There are some who are scared of what could happen should neo-Nazis be taken on. The same justification is used as is used to justify the no-platforming of any extreme character: that more people will hear what they have to say, and the ideology could thrive on oxygen. This is sincere and has laudable intentions, but is to be firmly rejected. This country has a proud history of allowing the far right to subject their message to scrutiny. Oswald Mosely was allowed his marches and enjoyed platforms to speak his message; no reputable politician has any truck with his legacy today. Meanwhile, then-British National Party leader appeared on BBC Question Time in 2009 – to the opposition of some anti-fascist groups – and his gutter-worthy views were torn to shreds before the nation’s eyes. In the case of National Action, to be scared of taking on neo-Nazis because they might win is to admit that their arguments are better and will be seen as such, which is clearly ridiculous. The same chap suggested to me that people who are genetically similar will form stronger bonds with each other as a justification for racial segregation and repatriation, citing closeness among families as an example. He had no response to the suggestion that unrelated adopted children form equally strong bonds with their step-siblings and parents. Similarly, I later learned that National Action returned to Bath in May. A video from this occasion that went semi-viral and can easily found online shows a one of their ill-witted number trying to ascertain the racial status of a mixed-race girl who appears white.
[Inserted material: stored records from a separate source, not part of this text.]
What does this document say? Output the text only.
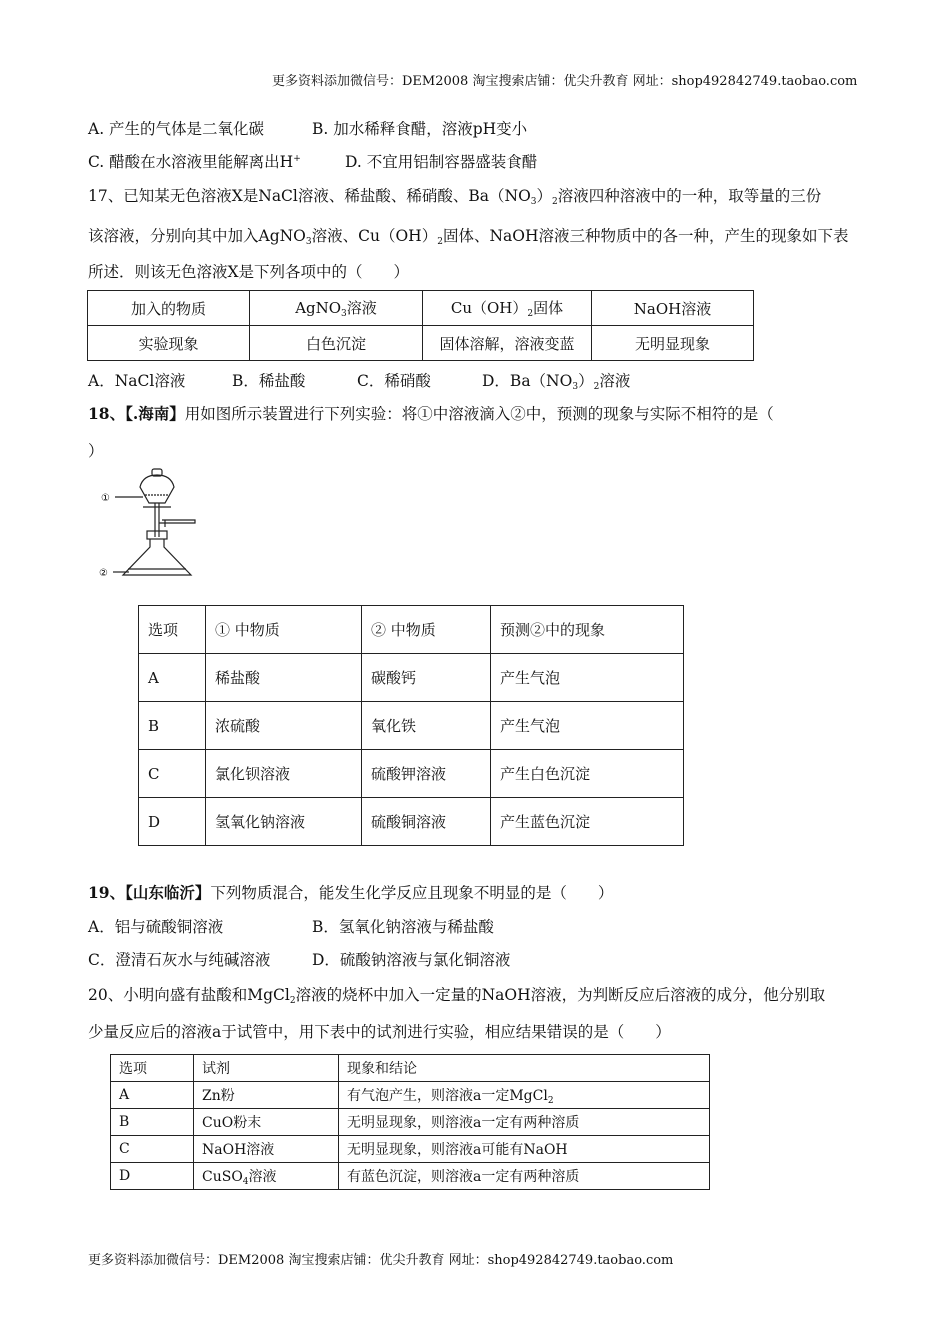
更多资料添加微信号：DEM2008 淘宝搜索店铺：优尖升教育 网址：shop492842749.taobao.com
A. 产生的气体是二氧化碳	B. 加水稀释食醋，溶液pH变小
C. 醋酸在水溶液里能解离出H+	D. 不宜用铝制容器盛装食醋
17、已知某无色溶液X是NaCl溶液、稀盐酸、稀硝酸、$Ba(NO_3)_2$溶液四种溶液中的一种，取等量的三份
该溶液，分别向其中加入AgNO$_3$溶液、$Cu(OH)_2$固体、NaOH溶液三种物质中的各一种，产生的现象如下表
所述．则该无色溶液X是下列各项中的（　　）
加入的物质	AgNO$_3$溶液	$Cu(OH)_2$固体	NaOH溶液
实验现象	白色沉淀	固体溶解，溶液变蓝	无明显现象
A．NaCl溶液	B．稀盐酸	C．稀硝酸	D．$Ba(NO_3)_2$溶液
18、【.海南】用如图所示装置进行下列实验：将①中溶液滴入②中，预测的现象与实际不相符的是（
）
①
②
选项	① 中物质	② 中物质	预测②中的现象
A	稀盐酸	碳酸钙	产生气泡
B	浓硫酸	氧化铁	产生气泡
C	氯化钡溶液	硫酸钾溶液	产生白色沉淀
D	氢氧化钠溶液	硫酸铜溶液	产生蓝色沉淀
19、【山东临沂】下列物质混合，能发生化学反应且现象不明显的是（　　）
A．铝与硫酸铜溶液	B．氢氧化钠溶液与稀盐酸
C．澄清石灰水与纯碱溶液	D．硫酸钠溶液与氯化铜溶液
20、小明向盛有盐酸和MgCl$_2$溶液的烧杯中加入一定量的NaOH溶液，为判断反应后溶液的成分，他分别取
少量反应后的溶液a于试管中，用下表中的试剂进行实验，相应结果错误的是（　　）
选项	试剂	现象和结论
A	Zn粉	有气泡产生，则溶液a一定MgCl$_2$
B	CuO粉末	无明显现象，则溶液a一定有两种溶质
C	NaOH溶液	无明显现象，则溶液a可能有NaOH
D	CuSO$_4$溶液	有蓝色沉淀，则溶液a一定有两种溶质
更多资料添加微信号：DEM2008 淘宝搜索店铺：优尖升教育 网址：shop492842749.taobao.com
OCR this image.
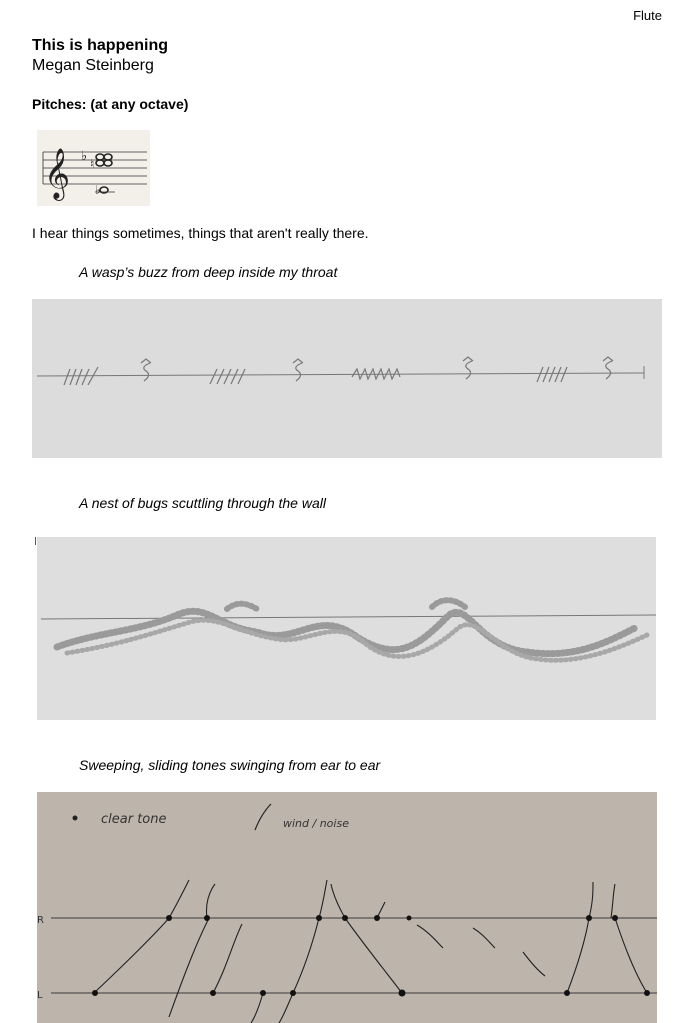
Flute
This is happening
Megan Steinberg
Pitches: (at any octave)
𝄞 ♭ ♮
♭
I hear things sometimes, things that aren't really there.
A wasp’s buzz from deep inside my throat
A nest of bugs scuttling through the wall
Sweeping, sliding tones swinging from ear to ear
clear tone	wind / noise
R
L
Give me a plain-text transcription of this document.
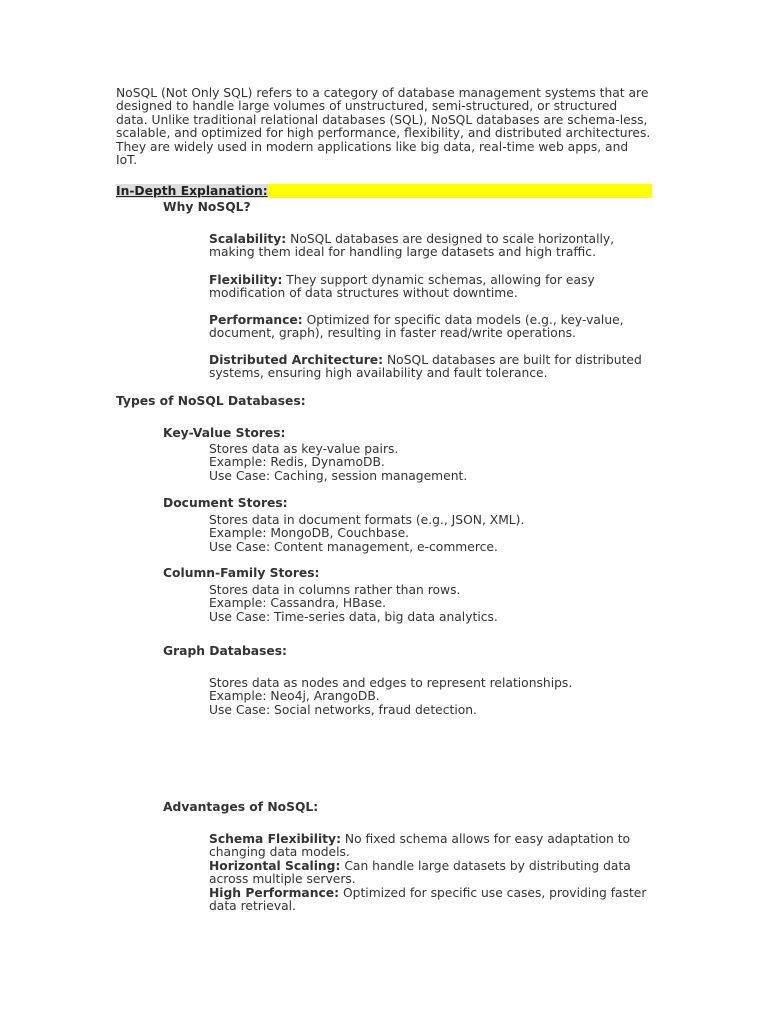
NoSQL (Not Only SQL) refers to a category of database management systems that are
designed to handle large volumes of unstructured, semi-structured, or structured
data. Unlike traditional relational databases (SQL), NoSQL databases are schema-less,
scalable, and optimized for high performance, flexibility, and distributed architectures.
They are widely used in modern applications like big data, real-time web apps, and
IoT.
In-Depth Explanation:
Why NoSQL?
Scalability: NoSQL databases are designed to scale horizontally,
making them ideal for handling large datasets and high traffic.
Flexibility: They support dynamic schemas, allowing for easy
modification of data structures without downtime.
Performance: Optimized for specific data models (e.g., key-value,
document, graph), resulting in faster read/write operations.
Distributed Architecture: NoSQL databases are built for distributed
systems, ensuring high availability and fault tolerance.
Types of NoSQL Databases:
Key-Value Stores:
Stores data as key-value pairs.
Example: Redis, DynamoDB.
Use Case: Caching, session management.
Document Stores:
Stores data in document formats (e.g., JSON, XML).
Example: MongoDB, Couchbase.
Use Case: Content management, e-commerce.
Column-Family Stores:
Stores data in columns rather than rows.
Example: Cassandra, HBase.
Use Case: Time-series data, big data analytics.
Graph Databases:
Stores data as nodes and edges to represent relationships.
Example: Neo4j, ArangoDB.
Use Case: Social networks, fraud detection.
Advantages of NoSQL:
Schema Flexibility: No fixed schema allows for easy adaptation to
changing data models.
Horizontal Scaling: Can handle large datasets by distributing data
across multiple servers.
High Performance: Optimized for specific use cases, providing faster
data retrieval.
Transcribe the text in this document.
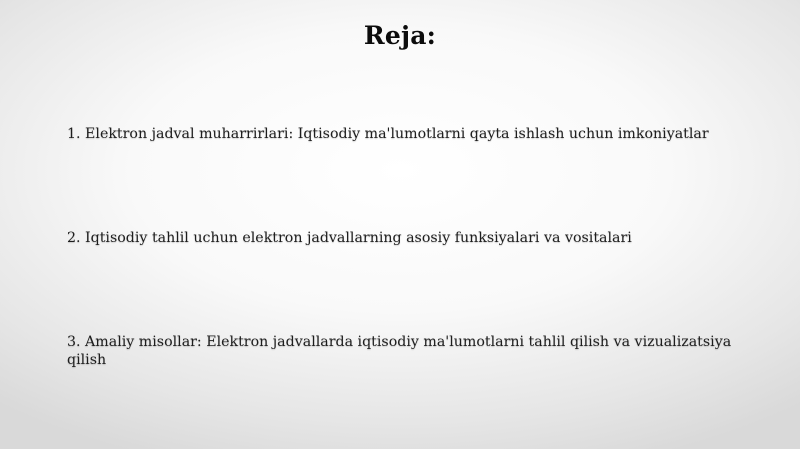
Reja:
1. Elektron jadval muharrirlari: Iqtisodiy ma'lumotlarni qayta ishlash uchun imkoniyatlar
2. Iqtisodiy tahlil uchun elektron jadvallarning asosiy funksiyalari va vositalari
3. Amaliy misollar: Elektron jadvallarda iqtisodiy ma'lumotlarni tahlil qilish va vizualizatsiya qilish
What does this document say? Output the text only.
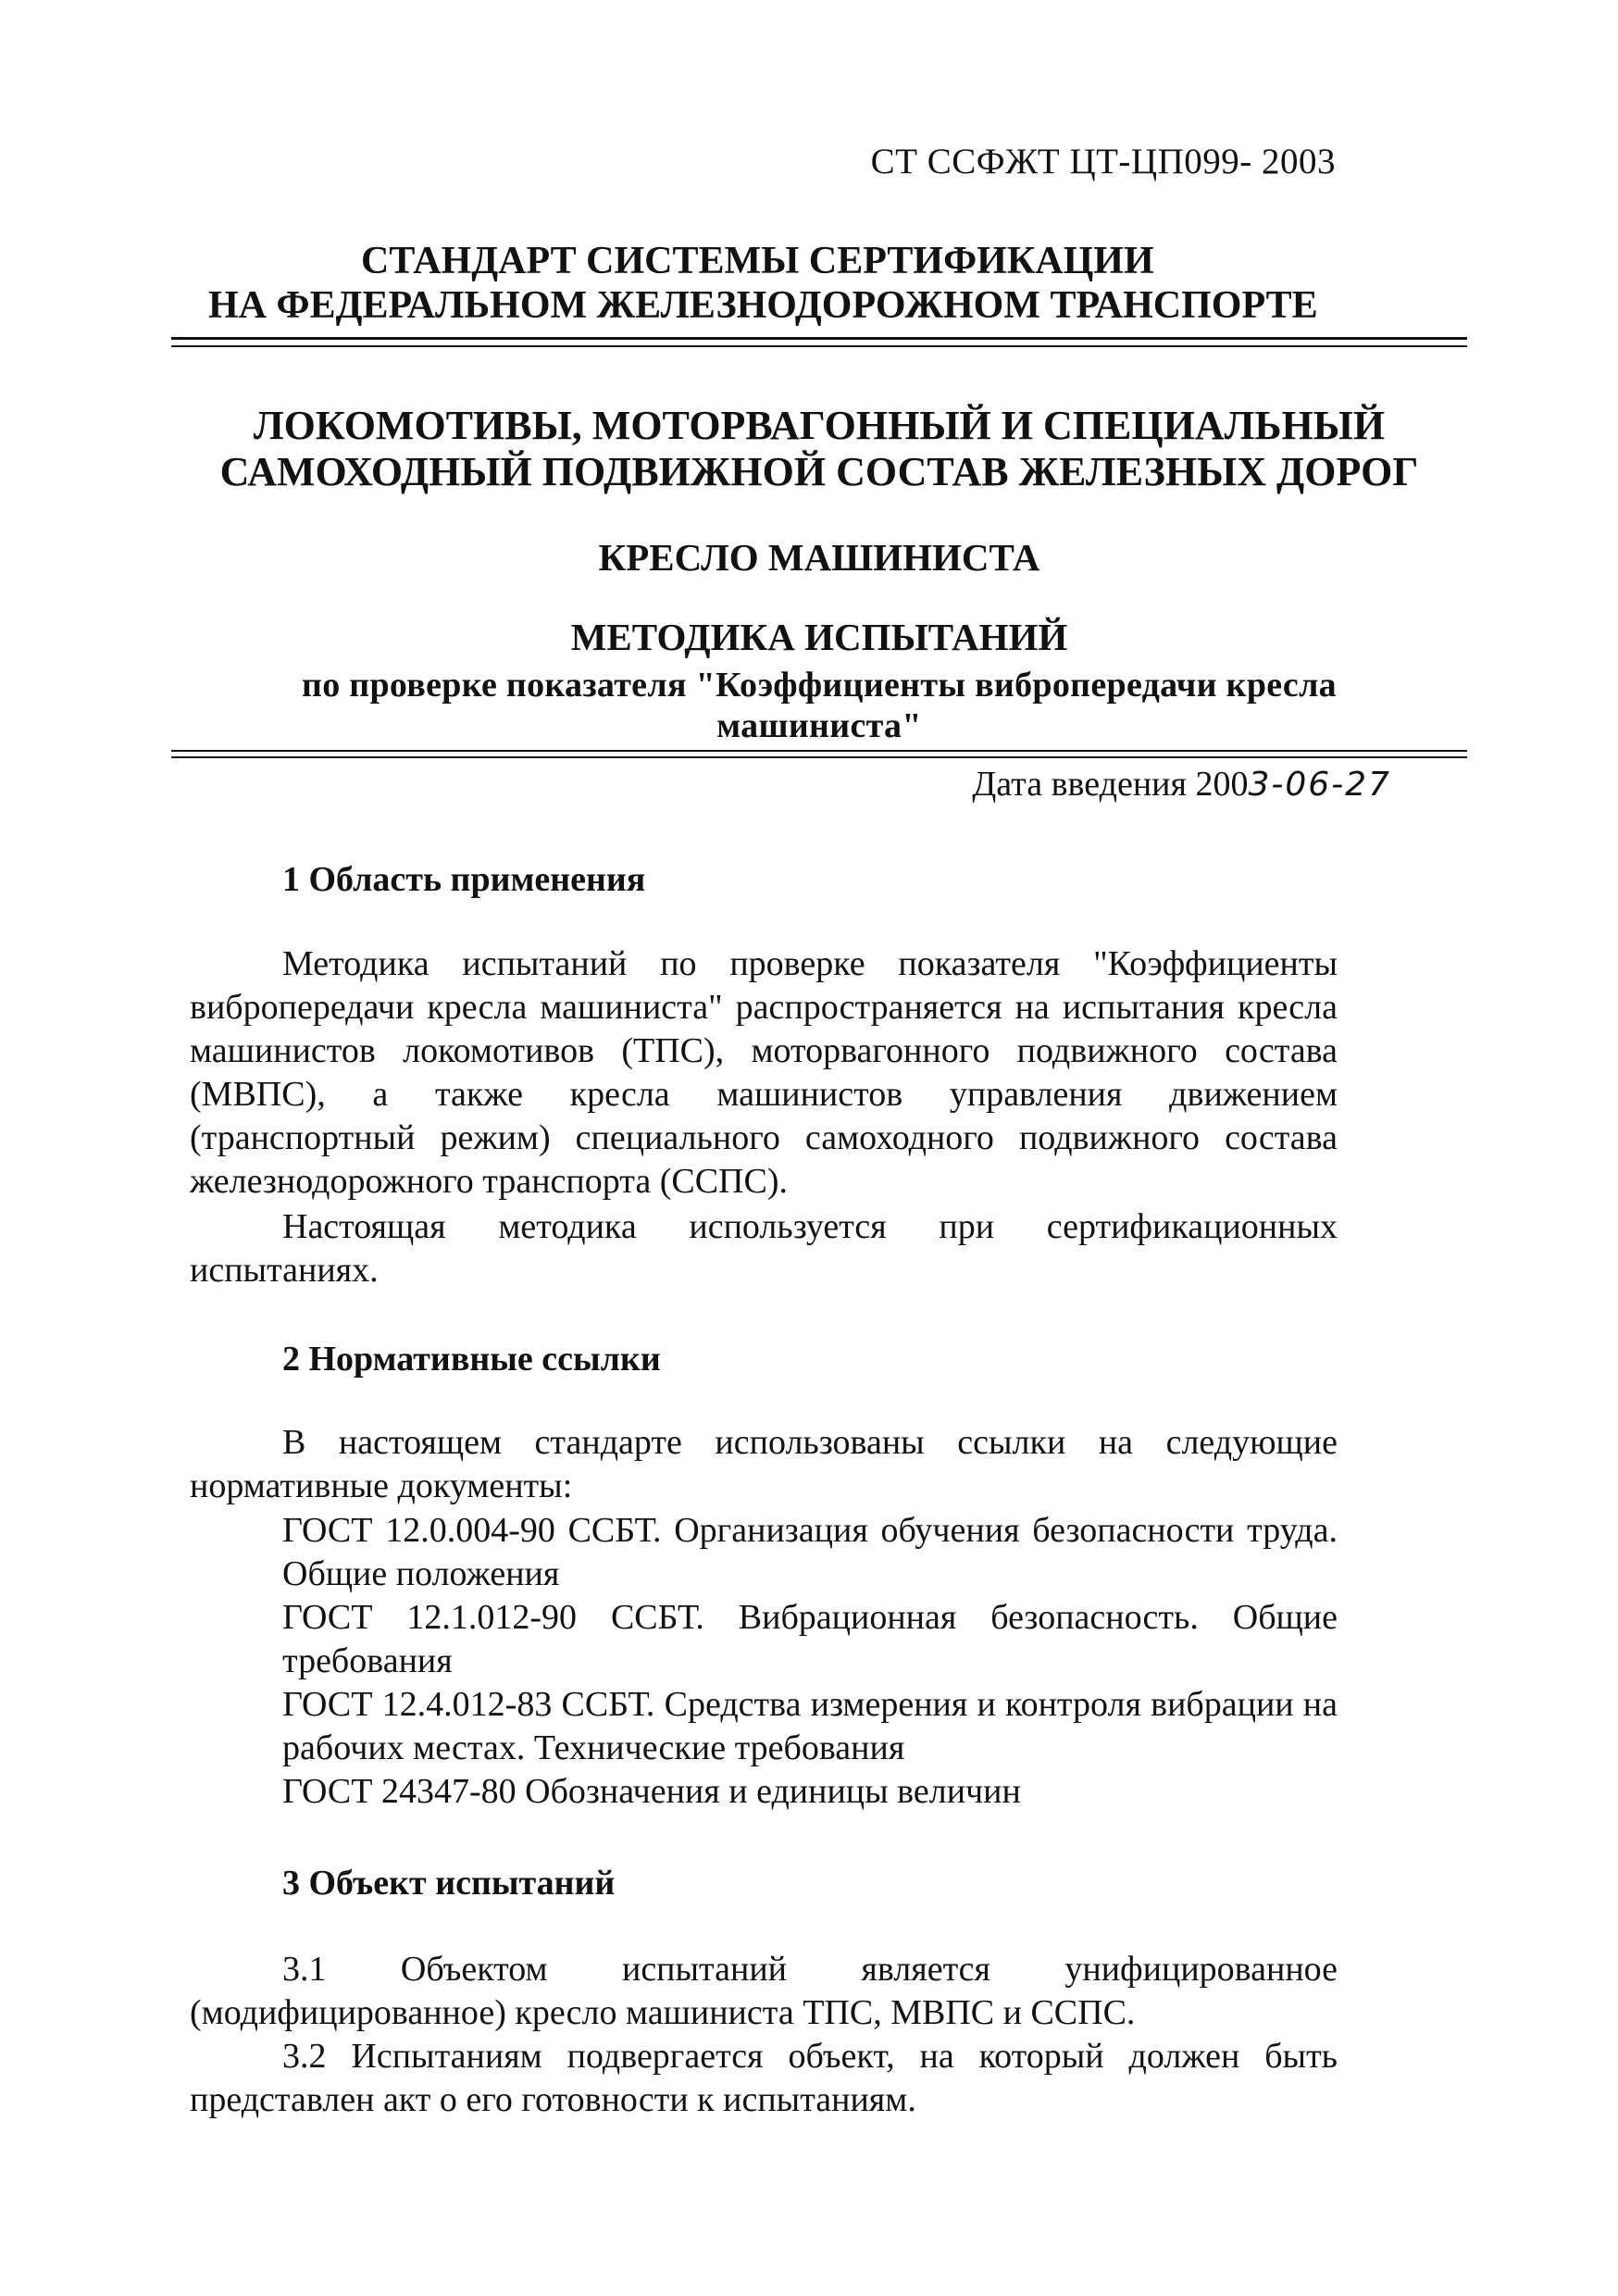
СТ ССФЖТ ЦТ-ЦП099- 2003
СТАНДАРТ СИСТЕМЫ СЕРТИФИКАЦИИ
НА ФЕДЕРАЛЬНОМ ЖЕЛЕЗНОДОРОЖНОМ ТРАНСПОРТЕ
ЛОКОМОТИВЫ, МОТОРВАГОННЫЙ И СПЕЦИАЛЬНЫЙ
САМОХОДНЫЙ ПОДВИЖНОЙ СОСТАВ ЖЕЛЕЗНЫХ ДОРОГ
КРЕСЛО МАШИНИСТА
МЕТОДИКА ИСПЫТАНИЙ
по проверке показателя "Коэффициенты вибропередачи кресла
машиниста"
Дата введения 2003-06-27
1 Область применения
Методика испытаний по проверке показателя "Коэффициенты вибропередачи кресла машиниста" распространяется на испытания кресла машинистов локомотивов (ТПС), моторвагонного подвижного состава (МВПС), а также кресла машинистов управления движением (транспортный режим) специального самоходного подвижного состава железнодорожного транспорта (ССПС).
Настоящая методика используется при сертификационных испытаниях.
2 Нормативные ссылки
В настоящем стандарте использованы ссылки на следующие нормативные документы:
ГОСТ 12.0.004-90 ССБТ. Организация обучения безопасности труда. Общие положения
ГОСТ 12.1.012-90 ССБТ. Вибрационная безопасность. Общие требования
ГОСТ 12.4.012-83 ССБТ. Средства измерения и контроля вибрации на рабочих местах. Технические требования
ГОСТ 24347-80 Обозначения и единицы величин
3 Объект испытаний
3.1 Объектом испытаний является унифицированное (модифицированное) кресло машиниста ТПС, МВПС и ССПС.
3.2 Испытаниям подвергается объект, на который должен быть представлен акт о его готовности к испытаниям.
Unable to argue, the group left and was roundly derided by passers-by.

Such naked exposure of their foul beliefs works fantastically well; meanwhile, the image of state suppression is exactly what National Action might relish. If people truly want to close the book on the filth of anti-Semitism and hatred, it will involve open exchange of ideas – something, incidentally, that the Nazis hated – and we may have confidence that it will succeed.